Sus huesos están perdidos, mezclados y confundidos. Sus restos, compartidos con pícaros, alguaciles, jueces o boticarios. No nos hacía falta que haya venido otra vez a nuestra memoria, a nuestra actualidad, porque haya sido citado por uno de los mayores pícaros de nuestra España. País nuestro de futuro mejorable, de mañana incierto, en esta tierra disgregada pero que no se rinde, ni se dejará truncar.
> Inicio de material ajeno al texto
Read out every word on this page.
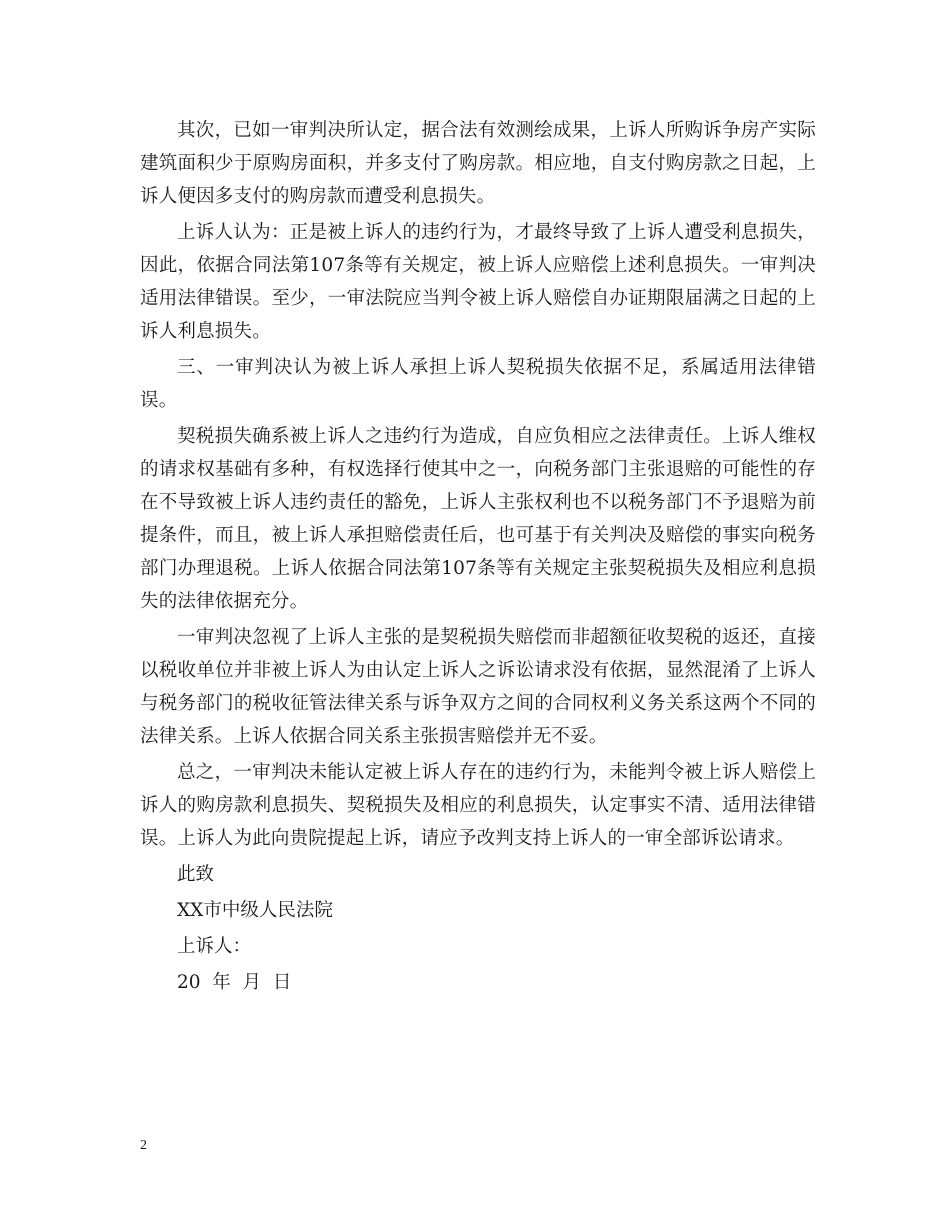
其次，已如一审判决所认定，据合法有效测绘成果，上诉人所购诉争房产实际建筑面积少于原购房面积，并多支付了购房款。相应地，自支付购房款之日起，上诉人便因多支付的购房款而遭受利息损失。

上诉人认为：正是被上诉人的违约行为，才最终导致了上诉人遭受利息损失，因此，依据合同法第107条等有关规定，被上诉人应赔偿上述利息损失。一审判决适用法律错误。至少，一审法院应当判令被上诉人赔偿自办证期限届满之日起的上诉人利息损失。

三、一审判决认为被上诉人承担上诉人契税损失依据不足，系属适用法律错误。

契税损失确系被上诉人之违约行为造成，自应负相应之法律责任。上诉人维权的请求权基础有多种，有权选择行使其中之一，向税务部门主张退赔的可能性的存在不导致被上诉人违约责任的豁免，上诉人主张权利也不以税务部门不予退赔为前提条件，而且，被上诉人承担赔偿责任后，也可基于有关判决及赔偿的事实向税务部门办理退税。上诉人依据合同法第107条等有关规定主张契税损失及相应利息损失的法律依据充分。

一审判决忽视了上诉人主张的是契税损失赔偿而非超额征收契税的返还，直接以税收单位并非被上诉人为由认定上诉人之诉讼请求没有依据，显然混淆了上诉人与税务部门的税收征管法律关系与诉争双方之间的合同权利义务关系这两个不同的法律关系。上诉人依据合同关系主张损害赔偿并无不妥。

总之，一审判决未能认定被上诉人存在的违约行为，未能判令被上诉人赔偿上诉人的购房款利息损失、契税损失及相应的利息损失，认定事实不清、适用法律错误。上诉人为此向贵院提起上诉，请应予改判支持上诉人的一审全部诉讼请求。

此致

XX市中级人民法院

上诉人：

20  年  月  日

2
Nosotros, muchos, amantes de los callos y visitantes de casquerías, de las libertades, el vino, la tauromaquia. Nosotros, lejos de saunas y prostíbulos, cerca de Quevedo y de Eduardo Mendoza, los que vivimos superando riñas de gatos, leyendo y recordando que también fuimos, somos deudores de algunos españoles merecieron vivir y que aún después de muertos vivirán. Viva el vino, viva Quevedo, vivan casquerías y callos.
Nos vamos de fiestas y ferias, nos vamos con de esas sus letrillas satíricas: “…De mi desdicha me fio, de fortuna nada espero, sino es algún mal postrero, que será el primer bien mío: no corra más tras desvío y por no quedar corrido, yo he hecho lo que he podido, Fortuna lo que ha querido”.